A 64-year-old patient came to the emergency department complaining of chest pressure. The provider evaluated the patient. Appropriate initial management was continued by the ED provider who contacted the cardiologist on call in the hospital. Admission to the cardiac unit was ordered. No beds were available in the cardiac unit and the patient was held in the ED. The cardiologist left the ED after completing the evaluation of the patient and had interpreted the findings of an EKG that indicated signs of acute cardiac damage.

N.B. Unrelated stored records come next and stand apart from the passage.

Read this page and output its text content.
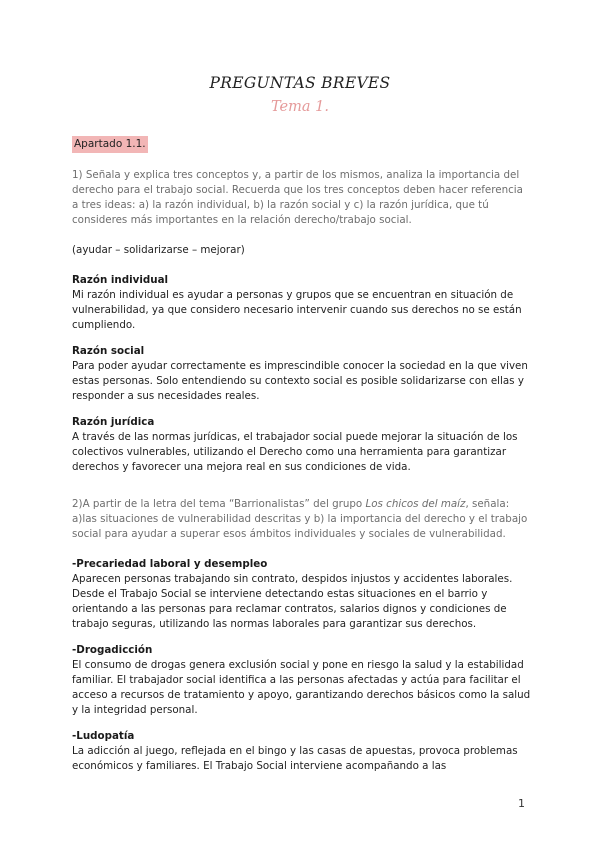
PREGUNTAS BREVES
Tema 1.
Apartado 1.1.

1) Señala y explica tres conceptos y, a partir de los mismos, analiza la importancia del derecho para el trabajo social. Recuerda que los tres conceptos deben hacer referencia a tres ideas: a) la razón individual, b) la razón social y c) la razón jurídica, que tú consideres más importantes en la relación derecho/trabajo social.

(ayudar – solidarizarse – mejorar)

Razón individual
Mi razón individual es ayudar a personas y grupos que se encuentran en situación de vulnerabilidad, ya que considero necesario intervenir cuando sus derechos no se están cumpliendo.
Razón social
Para poder ayudar correctamente es imprescindible conocer la sociedad en la que viven estas personas. Solo entendiendo su contexto social es posible solidarizarse con ellas y responder a sus necesidades reales.
Razón jurídica
A través de las normas jurídicas, el trabajador social puede mejorar la situación de los colectivos vulnerables, utilizando el Derecho como una herramienta para garantizar derechos y favorecer una mejora real en sus condiciones de vida.

2)A partir de la letra del tema “Barrionalistas” del grupo Los chicos del maíz, señala: a)las situaciones de vulnerabilidad descritas y b) la importancia del derecho y el trabajo social para ayudar a superar esos ámbitos individuales y sociales de vulnerabilidad.

-Precariedad laboral y desempleo
Aparecen personas trabajando sin contrato, despidos injustos y accidentes laborales. Desde el Trabajo Social se interviene detectando estas situaciones en el barrio y orientando a las personas para reclamar contratos, salarios dignos y condiciones de trabajo seguras, utilizando las normas laborales para garantizar sus derechos.
-Drogadicción
El consumo de drogas genera exclusión social y pone en riesgo la salud y la estabilidad familiar. El trabajador social identifica a las personas afectadas y actúa para facilitar el acceso a recursos de tratamiento y apoyo, garantizando derechos básicos como la salud y la integridad personal.
-Ludopatía
La adicción al juego, reflejada en el bingo y las casas de apuestas, provoca problemas económicos y familiares. El Trabajo Social interviene acompañando a las
1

Several hours passed and the patient was still in the ED. During an 80-minute period, the patient experienced acute breathing difficulty, increased chest pain, arrhythmias, and cardiac arrest. The patient was managed by the ED provider during this 80-minute period. Included in the ED provider management were endotracheal intubation and CPR to restore the patient’s breathing and circulation for 20 minutes. CPR was unsuccessful, the patient was pronounced dead after a total of 44 minutes critical care time, exclusive of other separately billable services. What CPT® codes are reported by the ED provider?
A. 99285-25, 31500, 92950
B. 99291
C. 99291-25, 99292-25, 31500
D. 99291-25, 99285-25, 31500, 92950

A

D. 99291-25, 99285-25, 31500, 92950

Rationale: The patient never left the emergency department. The first part of the encounter did not meet critical care but does for the emergency department, and the second part did meet critical care. According to CPT® Emergency Department Services guidelines, both the ED E/M level and Critical Care is coded together. In the CPT® Index look for Critical Care Services. Use code 99291 for 44 minutes of critical care. The Critical Care Services guidelines list services that are included in Critical Care time. Additional services performed not included in the listing are reported separately. In the CPT® Index look for Emergency Department Services/Evaluation and Management Visit 99285. In the CPT® Index look for Insertion/Endotracheal Tube/Emergency Intubation referring you to 31500. In the CPT® Index look for CPR. Report cardiopulmonary resuscitation with code 92950.